Having crossed the decade mark last year, 10th Planet has secured a distinction for itself in the Calcutta theatre ecosystem as a group with a bias towards producing modern classics. After producing Galileo, it has returned to Bertolt Brecht, this time through The Threepenny Opera. Of course, this production joins a rather illustrious line of previous Bengali productions based on Brecht’s play, with Ajitesh Bandyopadhyay’s Tin Poysar Pala (produced by Nandikar in 1969) probably being the most talked about version. Like the Nandikar production, the one by 10th Planet localises Brecht by setting the action in a Bengali milieu.

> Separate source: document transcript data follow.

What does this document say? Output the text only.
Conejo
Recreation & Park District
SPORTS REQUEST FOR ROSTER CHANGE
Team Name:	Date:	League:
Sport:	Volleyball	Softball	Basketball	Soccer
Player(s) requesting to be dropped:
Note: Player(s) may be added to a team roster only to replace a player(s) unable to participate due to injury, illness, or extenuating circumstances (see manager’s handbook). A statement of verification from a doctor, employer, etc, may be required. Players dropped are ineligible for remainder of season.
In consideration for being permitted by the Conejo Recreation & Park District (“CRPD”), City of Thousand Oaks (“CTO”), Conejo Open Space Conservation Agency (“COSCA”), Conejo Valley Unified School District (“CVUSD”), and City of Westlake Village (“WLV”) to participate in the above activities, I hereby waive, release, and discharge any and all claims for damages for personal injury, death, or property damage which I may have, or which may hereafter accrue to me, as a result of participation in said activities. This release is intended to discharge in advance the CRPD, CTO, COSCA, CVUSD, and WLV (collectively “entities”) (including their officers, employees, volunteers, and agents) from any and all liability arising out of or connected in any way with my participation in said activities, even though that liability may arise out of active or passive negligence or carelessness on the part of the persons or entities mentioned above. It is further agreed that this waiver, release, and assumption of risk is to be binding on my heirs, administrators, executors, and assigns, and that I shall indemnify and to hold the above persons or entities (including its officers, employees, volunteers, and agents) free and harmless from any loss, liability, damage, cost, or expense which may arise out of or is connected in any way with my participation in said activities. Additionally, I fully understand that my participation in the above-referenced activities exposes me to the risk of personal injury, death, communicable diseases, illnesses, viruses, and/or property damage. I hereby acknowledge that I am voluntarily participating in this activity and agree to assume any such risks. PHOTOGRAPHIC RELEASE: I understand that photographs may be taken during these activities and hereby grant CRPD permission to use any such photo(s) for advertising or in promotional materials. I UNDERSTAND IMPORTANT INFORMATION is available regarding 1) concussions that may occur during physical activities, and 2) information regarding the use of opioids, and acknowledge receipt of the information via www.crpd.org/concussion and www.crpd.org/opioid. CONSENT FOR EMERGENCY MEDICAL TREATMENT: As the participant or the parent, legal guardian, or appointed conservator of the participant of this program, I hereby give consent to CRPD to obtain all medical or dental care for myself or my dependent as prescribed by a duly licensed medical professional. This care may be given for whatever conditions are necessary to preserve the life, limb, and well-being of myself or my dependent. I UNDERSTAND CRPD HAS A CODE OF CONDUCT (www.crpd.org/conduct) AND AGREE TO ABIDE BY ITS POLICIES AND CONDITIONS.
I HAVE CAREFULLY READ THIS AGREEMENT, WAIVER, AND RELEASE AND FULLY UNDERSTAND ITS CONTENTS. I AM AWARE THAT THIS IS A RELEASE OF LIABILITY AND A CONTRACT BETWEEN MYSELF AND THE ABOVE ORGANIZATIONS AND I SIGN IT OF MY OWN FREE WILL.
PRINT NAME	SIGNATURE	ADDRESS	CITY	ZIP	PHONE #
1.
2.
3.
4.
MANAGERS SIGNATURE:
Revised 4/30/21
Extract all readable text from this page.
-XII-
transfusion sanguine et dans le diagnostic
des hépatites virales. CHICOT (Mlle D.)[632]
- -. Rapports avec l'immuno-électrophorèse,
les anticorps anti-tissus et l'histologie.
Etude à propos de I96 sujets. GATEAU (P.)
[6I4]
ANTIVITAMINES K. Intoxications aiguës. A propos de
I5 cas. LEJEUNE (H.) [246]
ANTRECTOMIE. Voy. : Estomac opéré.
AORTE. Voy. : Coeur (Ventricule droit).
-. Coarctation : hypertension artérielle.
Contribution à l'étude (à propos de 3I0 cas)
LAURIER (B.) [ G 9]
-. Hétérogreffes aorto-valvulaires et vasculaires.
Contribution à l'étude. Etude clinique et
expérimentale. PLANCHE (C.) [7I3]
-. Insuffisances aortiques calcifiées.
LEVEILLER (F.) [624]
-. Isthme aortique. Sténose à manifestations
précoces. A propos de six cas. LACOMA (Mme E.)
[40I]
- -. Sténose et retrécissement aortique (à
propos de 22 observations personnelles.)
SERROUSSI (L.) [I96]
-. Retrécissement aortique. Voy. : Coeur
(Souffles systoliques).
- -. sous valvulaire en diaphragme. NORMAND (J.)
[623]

The backbone of any fairly loyal adaptation of The Threepenny Opera, as conceived by Brecht, has to be the music, and the director, Sharanya Dey, has accorded music (done by Panchajanya Dey) its due importance in the scheme of things. Most of the songs, in a manner that befits Brecht, disrupt the narrative to introduce ideas and notions that compel the audience to take cognisance of larger issues beyond the dramatised fiction. The rap battle between Polly and Lucy is energetic and lively, while the very cynical song calling for turning the entire world into a rubbish heap emits raw power. Not all the songs, however, are of the same merit and thus are quite unequal in theatrical effectiveness.
The cast comprises young artists, some of whom are yet to master the intricacies of acting. But it is heartwarming to witness the collective commitment towards carrying out the directorial brief. Avijit Basak as Janardan Poddar employs a flat intonation throughout his performance, the motivation for which is unclear. While Tridhara Chatterjee and Paromita Saha turn in compelling performances, Debopriya Chowdhury, despite being in a costume that demands an overhaul, is genuinely convincing. Sharanya Dey takes to his role (that of Mantu) with the ease of a fish taking to water, but the surprise package has to be Abhipsa Chakraborty, who portrays Polly with remarkable poise and clout.